MALLCHOK: A few years ago, there was so
much hype and so much excitement about it. And really, over the last year — and particularly with COVID — [there has emerged] a big need for virtual training and virtual learning. There’s no question people are struggling with behavioral health and mental health issues. And I think any sort of virtual experience can help alleviate some of the isolation that people are feeling through COVID, through all this time quarantining and being at home. So there is not just a need for it, but there is now more of a willingness to adopt it. The pandemic has forced us to adopt virtual engagement.
DE LOMBAERDE: What are the objections
from patients as well as from users? Aaron, have you seen those walls break down? Have attitudes changed?

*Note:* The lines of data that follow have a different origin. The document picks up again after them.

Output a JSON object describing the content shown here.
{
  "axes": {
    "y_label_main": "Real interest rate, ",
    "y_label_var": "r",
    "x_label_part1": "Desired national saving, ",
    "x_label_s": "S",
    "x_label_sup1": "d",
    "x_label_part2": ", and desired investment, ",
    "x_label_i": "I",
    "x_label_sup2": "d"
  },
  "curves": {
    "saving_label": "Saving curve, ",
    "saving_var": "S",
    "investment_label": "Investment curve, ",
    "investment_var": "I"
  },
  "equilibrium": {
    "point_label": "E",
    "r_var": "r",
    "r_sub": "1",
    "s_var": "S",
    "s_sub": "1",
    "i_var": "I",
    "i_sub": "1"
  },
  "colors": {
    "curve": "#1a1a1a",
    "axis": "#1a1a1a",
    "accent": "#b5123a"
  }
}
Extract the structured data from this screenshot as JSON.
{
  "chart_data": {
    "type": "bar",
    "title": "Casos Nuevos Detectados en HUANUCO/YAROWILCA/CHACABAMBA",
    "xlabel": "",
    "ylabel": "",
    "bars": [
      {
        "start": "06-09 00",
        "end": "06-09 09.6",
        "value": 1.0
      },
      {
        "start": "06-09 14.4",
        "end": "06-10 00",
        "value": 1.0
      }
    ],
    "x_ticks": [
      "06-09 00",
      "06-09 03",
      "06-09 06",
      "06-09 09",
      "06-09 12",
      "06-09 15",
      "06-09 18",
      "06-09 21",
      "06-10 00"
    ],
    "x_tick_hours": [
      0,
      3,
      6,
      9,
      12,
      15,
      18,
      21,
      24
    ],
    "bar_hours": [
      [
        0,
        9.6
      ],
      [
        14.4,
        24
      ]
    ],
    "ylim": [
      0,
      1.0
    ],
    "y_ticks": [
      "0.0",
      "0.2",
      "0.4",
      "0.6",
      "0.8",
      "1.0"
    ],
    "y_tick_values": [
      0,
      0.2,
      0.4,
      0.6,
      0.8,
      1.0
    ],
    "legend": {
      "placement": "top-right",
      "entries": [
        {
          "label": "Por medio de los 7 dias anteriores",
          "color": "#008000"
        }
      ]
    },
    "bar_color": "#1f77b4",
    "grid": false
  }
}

GANI: Definitely, they are changing — and have changed a lot even since 2016. Probably the most frequently mentioned thing is, “Well, I’ve heard that some people can get nauseous or there can be some sort of simulator sickness in VR.” And the short response to that is that, with the technology that has come to market in the last few years, you have the processing power on board these headsets to keep the refresh rates well beyond the point where they cause that discomfort. The other major concern that gets voiced is more on the operational side. How do I deploy headsets? It’s one thing if you’re doing it in an enterprise setting, in offices or hospitals. That’s relatively straightforward these days. What if you want to go out to thousands or hundreds of thousands of homes, as we do? That has gotten a lot better in the last 18 months or so. Now we can ship a headset to a patient’s home, you unbox it. It’s completely managed: You power it on, it’s in our application, you cannot screw it up. We can say to a sponsor of care: For a simple per-member-per-month fee, we’ll put a headset in a patient’s home. They can control it from their own smart phone and off they go. It’s getting better by leaps and bounds every six-to-12 months.